22 dicembre 2017 16:58

Dal 18 dicembre il Kurdistan iracheno è in fiamme. A Sulaymaniyya un gruppo di manifestanti ha incendiato gli uffici dei principali partiti. Molti negozi del centro sono chiusi per sciopero. Le forze di sicurezza curde, conosciute come Asayesh, hanno aperto il fuoco contro le persone che protestavano, uccidendone sei e ferendone altre duecento. Inoltre hanno compiuto dei raid nella sede di Nalia radio and television (Nrt), dove hanno distrutto gli uffici e le apparecchiature usate per trasmettere. Alcuni giornalisti sono stati arrestati con l’accusa di aver “incoraggiato la violenza”.

Un altro segno della profonda crisi è che due partiti, Gorran e il Gruppo islamico del Kurdistan, hanno ritirato i loro sei ministri dal governo (composto da 21 ministri) perché sostengono che abbia “perso la legittimità”, come ha dichiarato il deputato di Gorran, Abdul Razaq Shari. “Avevamo presentato molte proposte di riforma ma i due principali partiti le hanno sempre ignorate o respinte”.

Una dinamica nuova di scontro
Dopo il 2003 il Kurdistan iracheno ha vissuto una stagione di stabilità e prosperità economica, almeno rispetto al resto del paese. Ma dal 2014 è cominciato il declino, innescato dalla decisione del governo centrale di boicottare il governo autonomo di Erbil, che aveva cominciato a esportare petrolio senza autorizzazione.
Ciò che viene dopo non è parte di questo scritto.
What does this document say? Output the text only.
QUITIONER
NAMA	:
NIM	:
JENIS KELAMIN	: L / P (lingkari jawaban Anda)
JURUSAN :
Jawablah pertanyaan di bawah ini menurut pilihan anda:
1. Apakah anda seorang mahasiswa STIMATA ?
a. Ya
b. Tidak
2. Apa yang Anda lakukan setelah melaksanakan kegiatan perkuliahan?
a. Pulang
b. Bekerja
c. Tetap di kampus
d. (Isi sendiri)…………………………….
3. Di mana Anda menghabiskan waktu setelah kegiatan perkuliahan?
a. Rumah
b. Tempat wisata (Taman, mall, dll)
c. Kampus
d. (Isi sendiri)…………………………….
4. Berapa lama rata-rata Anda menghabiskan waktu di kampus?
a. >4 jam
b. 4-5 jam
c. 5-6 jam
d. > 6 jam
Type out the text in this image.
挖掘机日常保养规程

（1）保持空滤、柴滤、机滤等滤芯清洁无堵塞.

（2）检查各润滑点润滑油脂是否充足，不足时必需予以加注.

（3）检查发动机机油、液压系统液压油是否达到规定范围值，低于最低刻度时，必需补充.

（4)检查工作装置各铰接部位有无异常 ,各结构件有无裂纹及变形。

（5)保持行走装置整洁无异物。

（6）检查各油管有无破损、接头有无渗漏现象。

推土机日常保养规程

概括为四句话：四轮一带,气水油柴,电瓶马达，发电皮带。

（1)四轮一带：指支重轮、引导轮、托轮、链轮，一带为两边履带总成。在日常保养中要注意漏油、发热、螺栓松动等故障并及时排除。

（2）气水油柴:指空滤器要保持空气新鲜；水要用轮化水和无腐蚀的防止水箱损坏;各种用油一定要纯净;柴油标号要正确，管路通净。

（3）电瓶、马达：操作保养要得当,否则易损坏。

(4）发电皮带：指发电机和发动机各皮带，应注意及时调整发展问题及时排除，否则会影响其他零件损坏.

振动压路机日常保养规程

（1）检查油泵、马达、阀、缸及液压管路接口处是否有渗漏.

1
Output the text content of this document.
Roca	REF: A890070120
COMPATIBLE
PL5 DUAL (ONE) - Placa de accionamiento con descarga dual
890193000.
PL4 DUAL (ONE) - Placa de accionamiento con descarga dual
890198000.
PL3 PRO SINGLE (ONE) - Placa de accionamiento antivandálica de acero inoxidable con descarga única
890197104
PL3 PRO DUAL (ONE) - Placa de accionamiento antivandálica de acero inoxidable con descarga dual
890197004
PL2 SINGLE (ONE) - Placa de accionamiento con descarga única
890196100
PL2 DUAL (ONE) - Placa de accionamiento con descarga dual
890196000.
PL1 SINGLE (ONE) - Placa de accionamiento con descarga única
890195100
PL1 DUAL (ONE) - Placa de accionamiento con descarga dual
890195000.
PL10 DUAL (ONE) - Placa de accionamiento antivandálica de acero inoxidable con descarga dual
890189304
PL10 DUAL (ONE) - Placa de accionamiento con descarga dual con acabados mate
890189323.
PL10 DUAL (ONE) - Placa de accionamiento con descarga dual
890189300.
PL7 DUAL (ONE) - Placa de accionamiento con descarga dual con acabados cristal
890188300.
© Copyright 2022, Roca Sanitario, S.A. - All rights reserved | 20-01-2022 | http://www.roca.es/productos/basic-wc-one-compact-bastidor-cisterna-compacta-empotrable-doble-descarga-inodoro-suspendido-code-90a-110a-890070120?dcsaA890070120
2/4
La crisi si è poi intensificata dopo il referendum sull’indipendenza del Kurdistan iracheno dello scorso 25 settembre.

I recenti scontri rientrano in una dinamica completamente nuova, spiega Othman Saleh, un analista politico di Sulaymaniyya: “In passato i manifestanti curdi chiedevano al loro governo le riforme, ora invece alzano la voce per chiedere che se ne vada”. Le autorità di Erbil sono accusate di non aver mantenuto le loro promesse e non pagano i dipendenti pubblici da sei mesi. È un momento davvero difficile per il Kurdistan iracheno e i suoi leader politici.